Bishop of Kurdistan: “the Church in Iraq is in great danger”
Erbil (AsiaNews) – There are numerous children and Dominican nuns among the wounded from yesterday’s suicide bombing of the Christian village of Tell-el-skop, north east of Mosul. Suicide attacks targeting the North of the country have sounded the alarm for religious leaders, who now ask the Holy See for help. “Find a way, a means to save us, the Church in all of Iraq is in great danger, we beg the Vatican to help us bring our voice to the world”. It almost seems like an ultimatum, these words expressed by Msgr. Rabban al Qas, Chaldean bishop of Amadiyah and Erbil, in his reiteration of the Iraqi Catholic Churches appeal launched yesterday through AsiaNews l’appello, following the increasingly ferocious nature of attacks carried out against Christians in the country.
The bishop speaks from Kurdistan, upon till now an oasis of calm where Iraq’s Christians could find refuge. He speaks of the “frightening situation” for the community in big cities and in the small villages. Yesterday’s attack on Tell-el-skop, where a car bomb was exploded closet o the head quarters of the Kurdistan Democratic Party, the Kurdish political party lead by Massoud Balzani, was not the first such attack. The explosion seriously damaged the nearby Dominican Convent and primary school and kindergarten which the sisters run. At least 10 people were killed among them two children; among the 140 wounded there are two religious. A sister present at the time of the blast said the explosion terrorized the little ones, who up on till now had never witnessed such violence in their village.
According to local catholic sources the spreading attacks on the north have confessional origins: “they want to attack Christians and religious minorities to prove that there is neither security plan, nor protection barrier that the USA can build capable of protecting them”. Political-economic motivations are neither excluded: “We will target Kurds along with Christians, whose demands on Kirkuk’s oil reserves are intolerable to many groups both in Iraq and abroad” add the sources.
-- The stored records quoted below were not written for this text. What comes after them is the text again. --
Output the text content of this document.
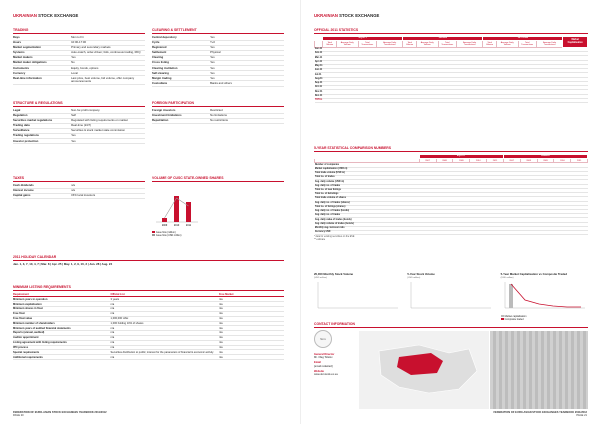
UKRAINIAN STOCK EXCHANGE
TRADING
Days	Mon to Fri
Hours	10:00-17:00
Market segmentation	Primary and secondary markets
Systems	Auto-match, order-driven; bids, continuous trading, RFQ
Market makers	Yes
Market maker obligations	No
Instruments	Equity, bonds, options
Currency	Local
Real-time information	Last price, best volume, bid volume, offer company announcements
CLEARING & SETTLEMENT
Central depository	Yes
Cycle	T+0
Registered	Yes
Settlement	Physical
Clearing	Yes
Cross listing	Yes
Clearing institution	Yes
Self-clearing	Yes
Margin trading	Yes
Custodians	Banks and others
STRUCTURE & REGULATIONS
Legal	Non-for-profit company
Regulation	Self
Securities market regulations	Regulated with listing requirements on market
Trading data	Real-time (24/7)
Surveillance	Securities & stock market state commission
Trading regulations	Yes
Investor protection	Yes
FOREIGN PARTICIPATION
Foreign investors	Restricted
Investment limitations	No limitations
Repatriation	No restrictions
TAXES
Cash dividends	n/a
Interest income	n/a
Capital gains	15% local investors
VOLUME OF CUSC STATE-OWNED SHARES
2009	2010	2011
Issue flow (million)
Issue flow (USD million)
2011 HOLIDAY CALENDAR
Jan. 1, 3, 7, 10, 4, 7 | Mar. 8 | Apr. 25 | May. 1, 2, 9, 10, 3 | Jun. 28 | Aug. 24
MINIMUM LISTING REQUIREMENTS
Requirement	Official List	Free Market
Minimum years in operation	3 years	n/a
Minimum capitalisation	n/a	n/a
Minimum shares in float	n/a	n/a
Free float	n/a	n/a
Free float value	1,000,000 UAH	n/a
Minimum number of shareholders	1,000 holding 10% of shares	n/a
Minimum years of audited financial statements	n/a	n/a
Reports (annual, audited)	n/a	n/a
Auditor appointment	n/a	n/a
Listing agreement with listing requirements	n/a	n/a
IPO process	n/a	n/a
Special requirements	Securities distribution to public; interest for the parameters of financial & economic activity	n/a
Additional requirements	n/a	n/a
FEDERATION OF EURO-ASIAN STOCK EXCHANGES YEARBOOK 2011/2012
PAGE 20
UKRAINIAN STOCK EXCHANGE
OFFICIAL 2011 STATISTICS
	EQUITY				BONDS				OPTIONS				Market Capitalisation
	Total Volume	Average Daily Volume	Total Transactions	Average Daily Transactions	Total Volume	Average Daily Volume	Total Transactions	Average Daily Transactions	Total Volume	Average Daily Volume	Total Transactions	Average Daily Transactions	
Jan-11													
Feb-11													
Mar-11													
Apr-11													
May-11													
Jun-11													
Jul-11													
Aug-11													
Sep-11													
Oct-11													
Nov-11													
Dec-11													
TOTAL													
5-YEAR STATISTICAL COMPARISON NUMBERS
	EQUITY					BONDS				
	2007	2008	2009	2010	2011	2007	2008	2009	2010	2011
Number of companies										
Market capitalisation (USD m)										
Total trade volume (USD m)										
Total no. of trades										
Avg. daily volume (USD m)										
Avg. daily no. of trades										
Total no. of new listings										
Total no. of delistings										
Total trade volume of shares										
Avg. daily no. of trades (shares)										
Total no. of listings (shares)										
Avg. daily no. of trades (bonds)										
Avg. daily no. of trades										
Avg. daily value of trades (bonds)										
Avg. daily volume of trades (bonds)										
Monthly avg. turnover ratio										
Currency USD										
* data for existing securities on the ESE
** estimate
20,000 Monthly Stock Volume
(USD million)
5-Year Stock Volume
(USD million)
5-Year Market Capitalisation vs Composite Traded
(USD million)
Market capitalisation
Composite traded
CONTACT INFORMATION
SEAL
General Director
Mr. Oleg Tolstov
Email
[email redacted]
Website
www.ukr.stock-ex.ua
FEDERATION OF EURO-ASIAN STOCK EXCHANGES YEARBOOK 2011/2012
PAGE 21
Either ways the areas suffering the most at the moment remain Baghdad and Mosul. Church sources in Baghdad confirm that the “massacre” in the Dora quarter, where armed Sunni groups kill Shiites and impose conversion or exile on the Christians, continues unabated. Even Christians hopeful of a free and peaceful Iraq now speak of “a country without hope, for at least a further ten years”.